## Admission requirements

Quantum Mechanics 1, Classical Mechanics B, AN3na, LA2na

## Description

This courses deepens the understanding of quantum mechanics by studying important quantum phenomena and applications of quantum mechanics. This comprises the study of indistinguishable quantum particles and their statistical distributions and the use of perturbation methods to understand the level structure of atoms. The details of the observed emission spectrum of hydrogen are inconsistent with the Bohr model and simple analytical solutions of the Schrödinger equation. Most notably, the so called spin-orbit coupling gives rise to small shifts and splittings of the Bohr levels. The coupling of an atom to an external oscillating field gives rise to stimulated emission and can be understood in the framework of time-dependent perturbation theory. The ground state of Helium and simple molecules will be discussed using the variational principle.

## Course objectives

After the course the student should be familiar with the following concepts and should be able to apply these concepts to perform simple calculations.
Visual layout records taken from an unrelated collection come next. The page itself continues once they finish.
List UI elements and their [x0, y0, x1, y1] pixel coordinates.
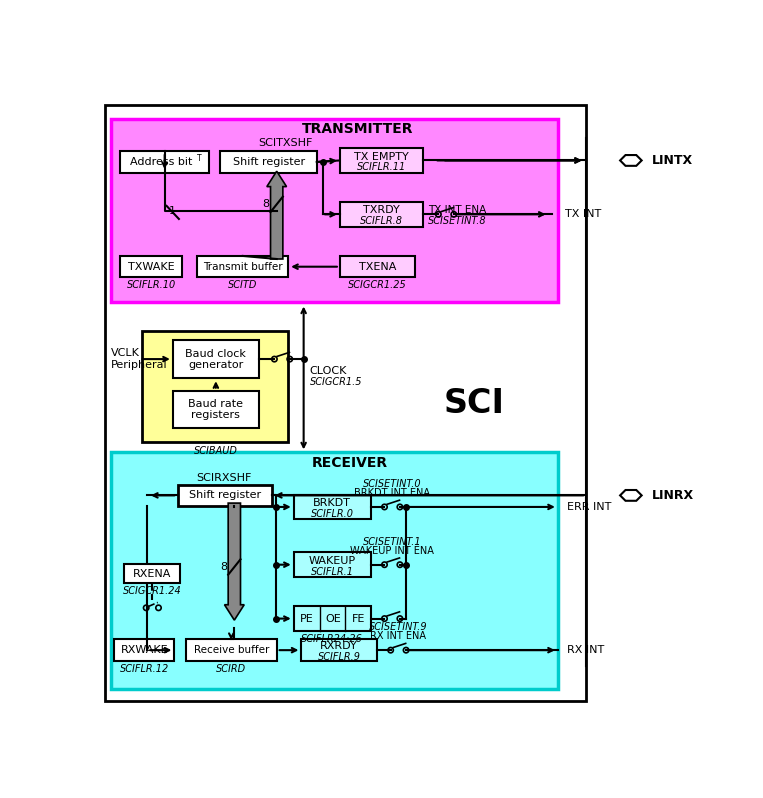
- Bar: [340, 256, 415, 278]
- Text: TX EMPTY: TX EMPTY: [354, 152, 409, 161]
- Text: SCIBAUD: SCIBAUD: [194, 447, 238, 456]
- Text: Receive buffer: Receive buffer: [194, 645, 269, 655]
- Bar: [198, 256, 288, 278]
- Text: SCIFLR.1: SCIFLR.1: [311, 567, 353, 577]
- Bar: [340, 148, 423, 172]
- Text: TXWAKE: TXWAKE: [128, 262, 175, 271]
- Polygon shape: [620, 155, 642, 166]
- Text: RXRDY: RXRDY: [320, 642, 358, 651]
- Bar: [121, 151, 209, 172]
- Text: 1: 1: [169, 206, 176, 216]
- Text: SCIFLR.9: SCIFLR.9: [317, 652, 361, 662]
- Bar: [111, 452, 558, 689]
- Text: SCIFLR.8: SCIFLR.8: [360, 216, 403, 227]
- Bar: [340, 202, 423, 227]
- Text: registers: registers: [192, 410, 240, 421]
- Text: SCITD: SCITD: [228, 280, 257, 290]
- Text: Baud clock: Baud clock: [185, 349, 246, 359]
- Text: ERR INT: ERR INT: [567, 502, 611, 512]
- Bar: [172, 340, 259, 378]
- Bar: [124, 564, 180, 583]
- Text: SCIFLR.10: SCIFLR.10: [127, 280, 175, 290]
- Polygon shape: [620, 490, 642, 501]
- Text: Transmit buffer: Transmit buffer: [203, 262, 282, 271]
- Bar: [294, 606, 371, 631]
- Polygon shape: [224, 503, 244, 620]
- Text: 8: 8: [262, 200, 269, 209]
- Bar: [178, 484, 272, 506]
- Text: PE: PE: [300, 614, 314, 623]
- Text: RX INT ENA: RX INT ENA: [370, 631, 427, 642]
- Text: 8: 8: [220, 562, 227, 572]
- Bar: [105, 105, 586, 701]
- Text: TX INT ENA: TX INT ENA: [429, 205, 487, 215]
- Text: RXWAKE: RXWAKE: [121, 645, 168, 655]
- Text: LINRX: LINRX: [652, 489, 694, 502]
- Text: T: T: [198, 154, 202, 163]
- Text: Baud rate: Baud rate: [188, 399, 243, 409]
- Text: SCIGCR1.24: SCIGCR1.24: [123, 586, 182, 596]
- Text: BRKDT INT ENA: BRKDT INT ENA: [354, 488, 430, 498]
- Text: SCIRD: SCIRD: [216, 664, 246, 674]
- Text: SCISETINT.8: SCISETINT.8: [428, 215, 487, 226]
- Text: SCI: SCI: [444, 387, 505, 421]
- Text: SCITXSHF: SCITXSHF: [259, 139, 313, 148]
- Text: SCIFLR.12: SCIFLR.12: [120, 664, 169, 674]
- Bar: [301, 639, 377, 661]
- Text: RX INT: RX INT: [567, 645, 604, 655]
- Bar: [142, 330, 288, 442]
- Text: RECEIVER: RECEIVER: [312, 456, 388, 470]
- Bar: [221, 151, 317, 172]
- Text: TXRDY: TXRDY: [363, 206, 400, 215]
- Text: LINTX: LINTX: [652, 154, 693, 167]
- Text: SCIFLR.0: SCIFLR.0: [311, 509, 353, 519]
- Text: SCIGCR1.25: SCIGCR1.25: [348, 280, 407, 290]
- Text: WAKEUP INT ENA: WAKEUP INT ENA: [350, 546, 434, 556]
- Text: generator: generator: [188, 360, 243, 370]
- Text: SCISETINT.0: SCISETINT.0: [363, 479, 421, 489]
- Bar: [114, 639, 174, 661]
- Text: BRKDT: BRKDT: [313, 498, 351, 508]
- Bar: [172, 391, 259, 428]
- Text: FE: FE: [352, 614, 365, 623]
- Text: SCIGCR1.5: SCIGCR1.5: [310, 377, 362, 387]
- Text: RXENA: RXENA: [134, 568, 172, 579]
- Text: SCISETINT.1: SCISETINT.1: [363, 536, 421, 547]
- Text: OE: OE: [325, 614, 341, 623]
- Text: WAKEUP: WAKEUP: [308, 556, 356, 566]
- Bar: [121, 256, 182, 278]
- Text: TX INT: TX INT: [565, 209, 601, 219]
- Text: CLOCK: CLOCK: [310, 366, 347, 377]
- Text: SCISETINT.9: SCISETINT.9: [369, 622, 428, 632]
- Bar: [294, 495, 371, 519]
- Text: SCIFLR24:26: SCIFLR24:26: [301, 634, 363, 644]
- Bar: [111, 119, 558, 302]
- Bar: [294, 552, 371, 577]
- Text: SCIRXSHF: SCIRXSHF: [197, 472, 252, 483]
- Text: Address bit: Address bit: [130, 157, 192, 167]
- Bar: [186, 639, 277, 661]
- Polygon shape: [267, 172, 287, 259]
- Text: Shift register: Shift register: [189, 491, 261, 500]
- Text: SCIFLR.11: SCIFLR.11: [357, 162, 406, 172]
- Text: Shift register: Shift register: [233, 157, 304, 167]
- Text: VCLK
Peripheral: VCLK Peripheral: [111, 348, 168, 370]
- Text: TRANSMITTER: TRANSMITTER: [302, 122, 414, 136]
- Text: TXENA: TXENA: [359, 262, 396, 271]
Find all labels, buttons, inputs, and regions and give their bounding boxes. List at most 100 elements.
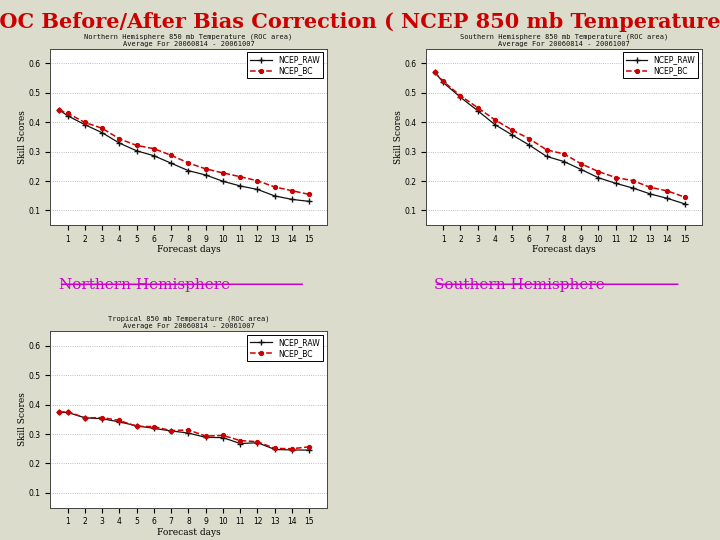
NCEP_BC bbox=[236, 173, 245, 180]
NCEP_BC bbox=[184, 160, 193, 166]
NCEP_BC bbox=[288, 187, 297, 194]
NCEP_RAW bbox=[236, 183, 245, 189]
Line: NCEP_RAW: NCEP_RAW bbox=[56, 409, 312, 453]
NCEP_RAW bbox=[288, 196, 297, 202]
NCEP_RAW bbox=[63, 409, 72, 416]
NCEP_RAW bbox=[81, 122, 89, 128]
Title: Northern Hemisphere 850 mb Temperature (ROC area)
Average For 20060814 - 2006100: Northern Hemisphere 850 mb Temperature (… bbox=[84, 33, 292, 47]
NCEP_RAW bbox=[167, 160, 176, 166]
NCEP_RAW bbox=[55, 409, 63, 416]
NCEP_BC bbox=[202, 433, 210, 440]
NCEP_BC bbox=[236, 437, 245, 444]
NCEP_RAW bbox=[611, 180, 620, 186]
NCEP_BC bbox=[629, 178, 637, 184]
NCEP_BC bbox=[81, 415, 89, 421]
NCEP_RAW bbox=[577, 166, 585, 173]
NCEP_BC bbox=[456, 92, 464, 99]
NCEP_BC bbox=[63, 408, 72, 415]
NCEP_BC bbox=[431, 69, 439, 76]
NCEP_RAW bbox=[646, 191, 654, 197]
X-axis label: Forecast days: Forecast days bbox=[156, 528, 220, 537]
NCEP_BC bbox=[577, 160, 585, 167]
Y-axis label: Skill Scores: Skill Scores bbox=[394, 110, 402, 164]
NCEP_RAW bbox=[115, 140, 124, 146]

• Quantum statistical description of indistinguishable particles

• Fermi-Dirac, Bose-Einstein and Planck distribution

• Understanding of the strucuture of atoms and periodic table using hydrogen orbitals

• Density of states

• Time-independent perturbation theory

• Fine-structure and hyperfinestructure of Hydrogen

• Influence of external magnetic field (Zeeman-effect) and electrical field (Stark-effect)

• Time-dependent perturbation theory and application to two-level systems

• Stimulated and spontaneous emission, Einstein A and B coefficeints, selection rules

• Variational principle: ground state of Helium and covalent bond

In addition the student is introduced tot he following concept

• Dirac equation

• Adiabatic principle

• Geometrical phase and the Aharonov-Bohm effect

## Timetable

## Mode of instruction

Lectures, tutorials (exercise classes) and homework assignments

## Course Load

Total course load 5 EC = 140 hours, of which 42 hours are spent attending lectures and tutorials (11x2 hours lectures + 10x2 hours tutorials). Approximately 50 hoursare needed to study the course material. The remiang 48 hours are spent on completing the assignments and preparing for the exam

## Assessment method

Written exam with open questions.

The final grade is calculated using the grade of the exam and adding a bonus based on the homework assignments. To participate in the bonus all of the five homework assignments should be handed in. A final grade below 6 will be rounded to 5 if the grade for the written exam is insufficient (below 5.5).

There is an opportunity to re-take the exam. In this case no bonus applies.

## Blackboard

Course material is on blackboard

To access Blackboard you need your ULCN-account Blackboard UL

## Reading list

David J. Grifiths, Introduction to Quantum Mechanics, 2nd edition, ISBN 0-13-191175-9. This is the same book as used in the Quantum Mechanics 1 course.